Our puppy Memphis is turning the vet’s office into her own personal version of the old TV show “Cheers,” where she stars as perma-patron Norm Peterson.

Memphis!” they say when she comes through the front door to the animal hospital, where everybody knows her name.

Back when we had a ferret, you could watch the summer Olympics take place in different cities between vet visits. Presidential administrations would come and go. Potholes would be fixed.

But with a puppy, you’re lucky if the milk in the fridge has time to go bad before she has to go back, or, in the case of our fridge, if the milk has time to go worse. The last time my parents came up to visit, I came downstairs in the morning to find my dad eating a bowl of cereal in the kitchen.

“Dad, did you smell the milk first?” I asked.

“Smell the milk?” he said.

“Are you crazy? You can’t just go drinking our milk all willy-nilly without checking it first,” I said, grabbing the carton and spinning it around to find the expiration date. On any given day, the average person is more likely to see a lunar eclipse than to find fresh milk in our fridge. Fortunately, Dad chose to play lactose roulette on the rare day in which the date hadn’t yet hit, though he might have been better off spending all that luck on a Powerball ticket.

Memphis precipitated our most recent vet visit a couple weeks ago by sprinting up our back steps, losing her traction and slamming into one of the steps with her hip. Though it obviously hurt quite a bit, she didn’t cry out at all, which reminded me of the time, when we were twelve, that my buddy Johnny broke a wooden shovel handle using nothing but the sheer force of gravity and his crotch, two things that, if the story is about you, you never want to hear described in the same sentence.

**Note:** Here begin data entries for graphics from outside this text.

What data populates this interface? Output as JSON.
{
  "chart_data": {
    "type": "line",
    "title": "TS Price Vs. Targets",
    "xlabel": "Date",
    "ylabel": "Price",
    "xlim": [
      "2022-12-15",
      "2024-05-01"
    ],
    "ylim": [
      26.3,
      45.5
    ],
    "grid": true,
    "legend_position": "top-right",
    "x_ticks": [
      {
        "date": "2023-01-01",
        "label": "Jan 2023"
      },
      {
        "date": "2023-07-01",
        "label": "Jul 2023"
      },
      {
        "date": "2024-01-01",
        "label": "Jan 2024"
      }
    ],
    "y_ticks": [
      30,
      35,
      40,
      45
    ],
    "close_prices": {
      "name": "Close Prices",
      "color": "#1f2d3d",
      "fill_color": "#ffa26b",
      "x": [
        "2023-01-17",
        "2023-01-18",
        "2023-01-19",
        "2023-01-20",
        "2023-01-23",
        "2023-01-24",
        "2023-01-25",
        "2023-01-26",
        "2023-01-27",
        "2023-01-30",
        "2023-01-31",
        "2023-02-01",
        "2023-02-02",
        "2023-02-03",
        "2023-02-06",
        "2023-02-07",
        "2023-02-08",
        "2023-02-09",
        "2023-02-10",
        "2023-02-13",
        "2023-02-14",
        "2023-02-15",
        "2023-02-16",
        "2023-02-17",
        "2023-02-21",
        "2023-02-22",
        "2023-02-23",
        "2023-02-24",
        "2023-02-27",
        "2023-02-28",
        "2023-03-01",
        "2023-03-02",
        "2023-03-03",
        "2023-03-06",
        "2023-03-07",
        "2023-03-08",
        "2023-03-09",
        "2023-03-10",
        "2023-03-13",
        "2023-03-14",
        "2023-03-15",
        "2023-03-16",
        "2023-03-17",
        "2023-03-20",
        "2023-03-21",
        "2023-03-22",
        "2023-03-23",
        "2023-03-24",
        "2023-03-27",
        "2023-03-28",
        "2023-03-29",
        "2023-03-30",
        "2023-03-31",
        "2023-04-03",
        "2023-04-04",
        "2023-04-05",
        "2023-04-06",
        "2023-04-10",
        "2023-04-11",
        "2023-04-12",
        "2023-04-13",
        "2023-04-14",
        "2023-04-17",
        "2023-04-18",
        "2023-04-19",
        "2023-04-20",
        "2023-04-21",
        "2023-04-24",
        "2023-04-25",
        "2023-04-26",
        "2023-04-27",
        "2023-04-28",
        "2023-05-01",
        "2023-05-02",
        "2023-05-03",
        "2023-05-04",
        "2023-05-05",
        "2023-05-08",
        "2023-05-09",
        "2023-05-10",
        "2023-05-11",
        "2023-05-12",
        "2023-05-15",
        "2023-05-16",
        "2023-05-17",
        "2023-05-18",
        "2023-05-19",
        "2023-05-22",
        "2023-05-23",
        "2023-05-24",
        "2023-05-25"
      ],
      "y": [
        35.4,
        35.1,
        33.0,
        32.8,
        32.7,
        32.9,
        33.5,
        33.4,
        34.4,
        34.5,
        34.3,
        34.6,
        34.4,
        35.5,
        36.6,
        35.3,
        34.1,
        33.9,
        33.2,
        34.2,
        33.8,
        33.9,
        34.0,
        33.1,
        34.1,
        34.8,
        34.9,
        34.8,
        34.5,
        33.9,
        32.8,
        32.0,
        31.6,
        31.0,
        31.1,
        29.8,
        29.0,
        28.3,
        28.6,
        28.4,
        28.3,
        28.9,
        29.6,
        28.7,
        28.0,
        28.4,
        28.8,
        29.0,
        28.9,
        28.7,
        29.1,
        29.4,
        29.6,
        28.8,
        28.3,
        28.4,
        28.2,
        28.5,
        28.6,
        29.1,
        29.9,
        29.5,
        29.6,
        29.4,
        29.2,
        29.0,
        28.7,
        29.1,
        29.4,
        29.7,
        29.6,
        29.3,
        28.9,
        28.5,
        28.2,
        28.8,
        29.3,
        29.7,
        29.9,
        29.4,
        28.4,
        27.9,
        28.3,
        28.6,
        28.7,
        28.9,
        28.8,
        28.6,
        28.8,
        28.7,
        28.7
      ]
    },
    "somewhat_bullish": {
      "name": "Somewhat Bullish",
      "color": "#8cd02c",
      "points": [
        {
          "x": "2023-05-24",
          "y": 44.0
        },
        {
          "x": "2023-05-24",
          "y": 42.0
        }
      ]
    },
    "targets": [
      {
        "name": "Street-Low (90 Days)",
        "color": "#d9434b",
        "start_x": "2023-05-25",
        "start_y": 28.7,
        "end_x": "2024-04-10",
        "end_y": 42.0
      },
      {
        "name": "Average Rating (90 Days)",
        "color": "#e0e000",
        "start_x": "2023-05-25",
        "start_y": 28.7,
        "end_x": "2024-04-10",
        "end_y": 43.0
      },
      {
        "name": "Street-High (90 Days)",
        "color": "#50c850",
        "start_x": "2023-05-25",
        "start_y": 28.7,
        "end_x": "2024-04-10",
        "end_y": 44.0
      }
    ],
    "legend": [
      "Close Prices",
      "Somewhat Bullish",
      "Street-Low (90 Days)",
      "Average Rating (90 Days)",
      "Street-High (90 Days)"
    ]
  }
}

Since we had zero carpentry skills and weren’t allowed to use power tools (a restriction that should probably still be in effect), we’d decided to dig ourselves a fort in the woods. While the early fort designs called for a trapdoor with which to catch various siblings, we primarily wanted a space in which we could sit around and eat Cheerios from a thermos. We didn’t even like Cheerios that much, but once the idea took hold, we just couldn’t shake it. When you’re an adult, the same kind of impulse usually results in the purchase of a motorboat.

Eventually, the hole got so deep that we’d stand on the edge and jump down about four feet onto the head of the shovel, driving it through knots of roots. It was one of these ill-placed jumps that sent Johnny’s crotch on a collision course with the shovel handle. The handle snapped with a loud crack, but Johnny just laid there quietly in the hole, having accomplished what is still the most impressive feat of human endurance I’ve ever personally witnessed, though at the time I wondered if it might have been easier for Johnny if I started using the broken shovel to just cover him up.

The vet told us that Memphis had slightly displaced her hip, and that we’d need to keep her in the crate at home for a week, maybe two.

My wife Kara handles bad news much better than I do; she goes the logical route straight to acceptance, while I prefer to hang around in the denial phase for a while.

“Nope. We’re not doing that. No way,” I said after the vet left the room, picturing Memphis in her crate, banging a tin cup against the bars. After discussing with Kara, we agreed to do the best thing for the dog, and now her recovery is coming along quite nicely. Memphis even seems to like hanging out in the crate, which is either due to the puppy Valium or the fact that her crate is bigger than my first dorm room.